The following overview briefly summarizes the favorable results of research studies specifically involving Truthought's Corrective Thinking Treatment Model. It includes four studies done by:
University of Wisconsin
US Department of Justice National Institute on Corrections
US Department of Justice Bureau of Justice Assistance
The findings from each study were remarkable. Consistently greater effectiveness and a substantially lower rate of recidivism resulted from implementing the Truthought's Corrective Thinking Treatment Model, as compared to standard programs.
University of Wisconsin, Whitewater. Dr. Richard Salem, Professor of Sociology. Study of the Beloit Project (now known as the Truthought's Corrective Thinking Treatment Model).
Phase one conducted from 1985-1988 consisted of residential programming.
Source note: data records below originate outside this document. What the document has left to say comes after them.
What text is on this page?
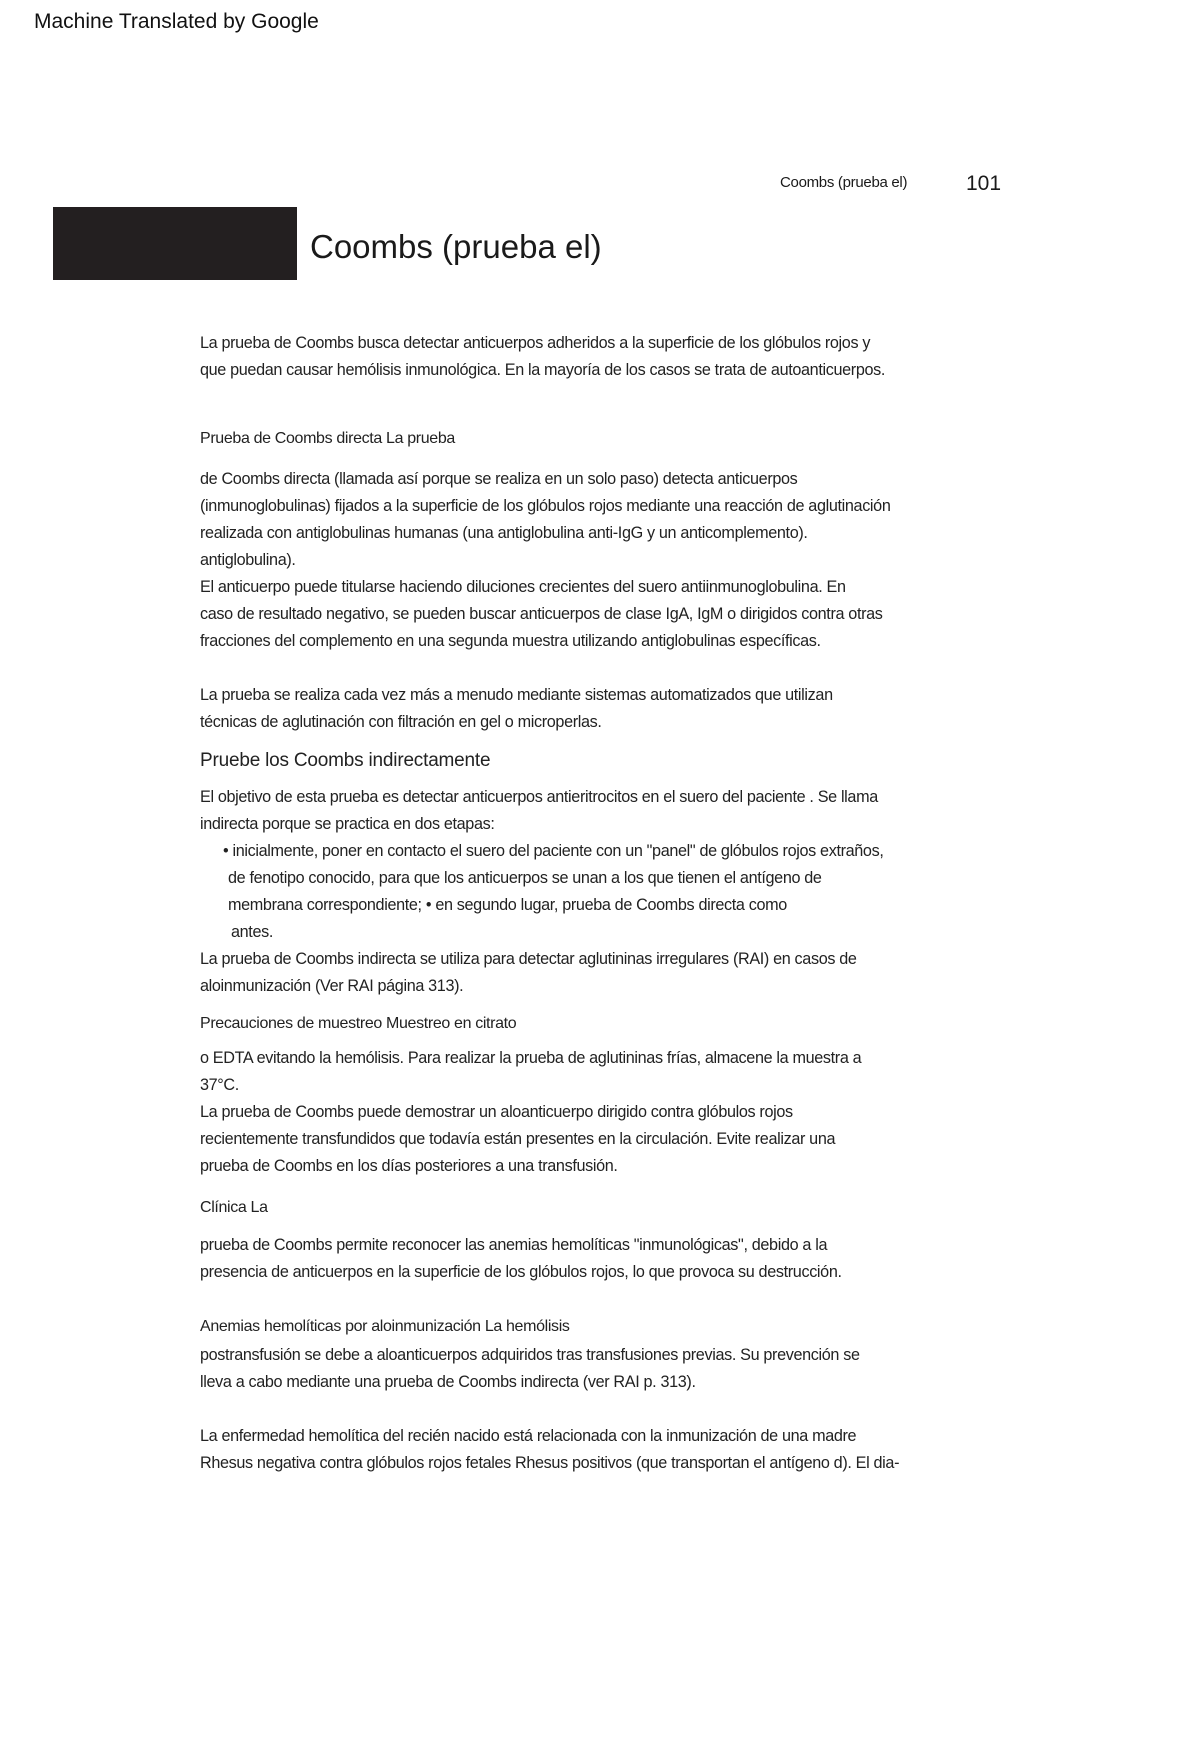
Machine Translated by Google
Coombs (prueba el)	101
Coombs (prueba el)

La prueba de Coombs busca detectar anticuerpos adheridos a la superficie de los glóbulos rojos y

que puedan causar hemólisis inmunológica. En la mayoría de los casos se trata de autoanticuerpos.

Prueba de Coombs directa La prueba

de Coombs directa (llamada así porque se realiza en un solo paso) detecta anticuerpos

(inmunoglobulinas) fijados a la superficie de los glóbulos rojos mediante una reacción de aglutinación

realizada con antiglobulinas humanas (una antiglobulina anti-IgG y un anticomplemento).

antiglobulina).

El anticuerpo puede titularse haciendo diluciones crecientes del suero antiinmunoglobulina. En

caso de resultado negativo, se pueden buscar anticuerpos de clase IgA, IgM o dirigidos contra otras

fracciones del complemento en una segunda muestra utilizando antiglobulinas específicas.

La prueba se realiza cada vez más a menudo mediante sistemas automatizados que utilizan

técnicas de aglutinación con filtración en gel o microperlas.

Pruebe los Coombs indirectamente

El objetivo de esta prueba es detectar anticuerpos antieritrocitos en el suero del paciente . Se llama

indirecta porque se practica en dos etapas:

• inicialmente, poner en contacto el suero del paciente con un "panel" de glóbulos rojos extraños,

de fenotipo conocido, para que los anticuerpos se unan a los que tienen el antígeno de

membrana correspondiente; • en segundo lugar, prueba de Coombs directa como

antes.

La prueba de Coombs indirecta se utiliza para detectar aglutininas irregulares (RAI) en casos de

aloinmunización (Ver RAI página 313).

Precauciones de muestreo Muestreo en citrato

o EDTA evitando la hemólisis. Para realizar la prueba de aglutininas frías, almacene la muestra a

37°C.

La prueba de Coombs puede demostrar un aloanticuerpo dirigido contra glóbulos rojos

recientemente transfundidos que todavía están presentes en la circulación. Evite realizar una

prueba de Coombs en los días posteriores a una transfusión.

Clínica La

prueba de Coombs permite reconocer las anemias hemolíticas "inmunológicas", debido a la

presencia de anticuerpos en la superficie de los glóbulos rojos, lo que provoca su destrucción.

Anemias hemolíticas por aloinmunización La hemólisis

postransfusión se debe a aloanticuerpos adquiridos tras transfusiones previas. Su prevención se

lleva a cabo mediante una prueba de Coombs indirecta (ver RAI p. 313).

La enfermedad hemolítica del recién nacido está relacionada con la inmunización de una madre

Rhesus negativa contra glóbulos rojos fetales Rhesus positivos (que transportan el antígeno d). El dia-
Phase two conducted from 1988-1993 consisted of all clients who had entered the program whether they had successfully completed or not, regardless of their length of stay. Clientele were not screened in any way and were received on a first-come, first-serve basis.
"The most unique feature… is the ‘criminal thinking’ counseling model which pervades the various group sessions…. Consistent with this trend (he) has systematized the key features of ‘criminal thinking’ to enable each client and counselor to examine daily thoughts and behaviors within the framework of ‘thinking errors.’"
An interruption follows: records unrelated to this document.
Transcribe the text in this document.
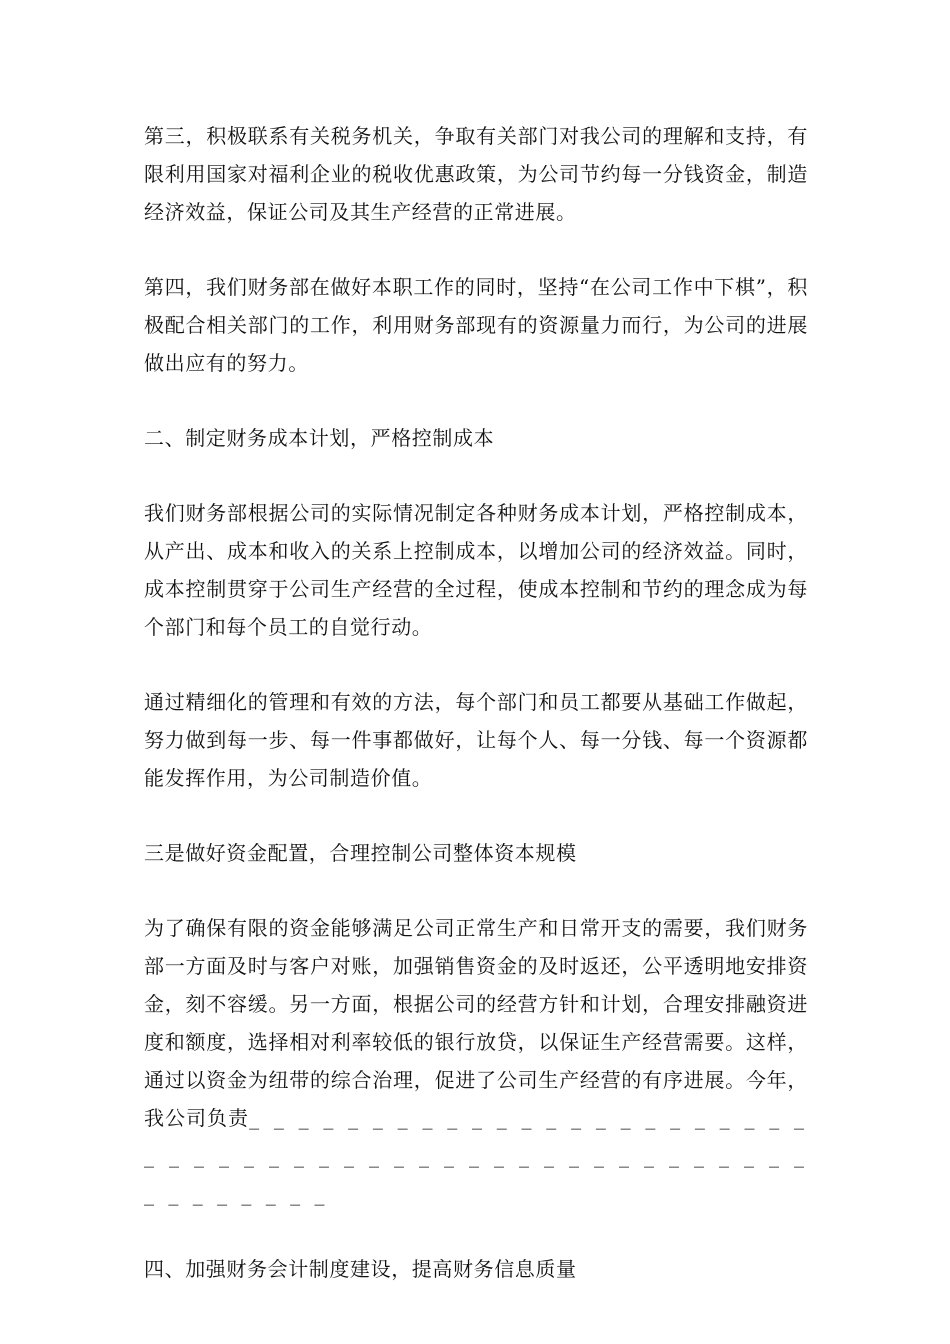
第三，积极联系有关税务机关，争取有关部门对我公司的理解和支持，有限利用国家对福利企业的税收优惠政策，为公司节约每一分钱资金，制造经济效益，保证公司及其生产经营的正常进展。

第四，我们财务部在做好本职工作的同时，坚持“在公司工作中下棋”，积极配合相关部门的工作，利用财务部现有的资源量力而行，为公司的进展做出应有的努力。

二、制定财务成本计划，严格控制成本

我们财务部根据公司的实际情况制定各种财务成本计划，严格控制成本，从产出、成本和收入的关系上控制成本，以增加公司的经济效益。同时，成本控制贯穿于公司生产经营的全过程，使成本控制和节约的理念成为每个部门和每个员工的自觉行动。

通过精细化的管理和有效的方法，每个部门和员工都要从基础工作做起，努力做到每一步、每一件事都做好，让每个人、每一分钱、每一个资源都能发挥作用，为公司制造价值。

三是做好资金配置，合理控制公司整体资本规模

为了确保有限的资金能够满足公司正常生产和日常开支的需要，我们财务部一方面及时与客户对账，加强销售资金的及时返还，公平透明地安排资金，刻不容缓。另一方面，根据公司的经营方针和计划，合理安排融资进度和额度，选择相对利率较低的银行放贷，以保证生产经营需要。这样，通过以资金为纽带的综合治理，促进了公司生产经营的有序进展。今年，我公司负责_ _ _ _ _ _ _ _ _ _ _ _ _ _ _ _ _ _ _ _ _ _ _ _ _ _ _ _ _ _ _ _ _ _ _ _ _ _ _ _ _ _ _ _ _ _ _ _ _ _ _ _ _ _ _ _ _ _

四、加强财务会计制度建设，提高财务信息质量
Statistics on High Risk Need Clients
66% reduction in crime for those who completed the program.
33% reduction in crime for those who entered but did not complete.
48% of all clients pursued no new crime.
29.4% exhibited a decrease in crime.
6.4% showed no change.
15.6% exhibited an increase in crime.
"The data examined and findings presented suggest that, indeed, the Beloit Project (now known as Truthought's Corrective Thinking Treatment Model) has impressive potential to encourage individual change of clients served. Those who graduate from the program have a major reduction in their offending rate while those who are terminated have a lower but still statistically significant reduction."
Average number of criminal charges:
Reduced by slightly over 50% for all clients who entered the program.
Reduced approximately 66% for those who completed the program.
Reduced by approximately 33% among clients terminated before completion.
Reduced 79.17% for those who completed and had no previous arrests.
Reduced 36.36% for those who terminated prior to completion with no prior arrests.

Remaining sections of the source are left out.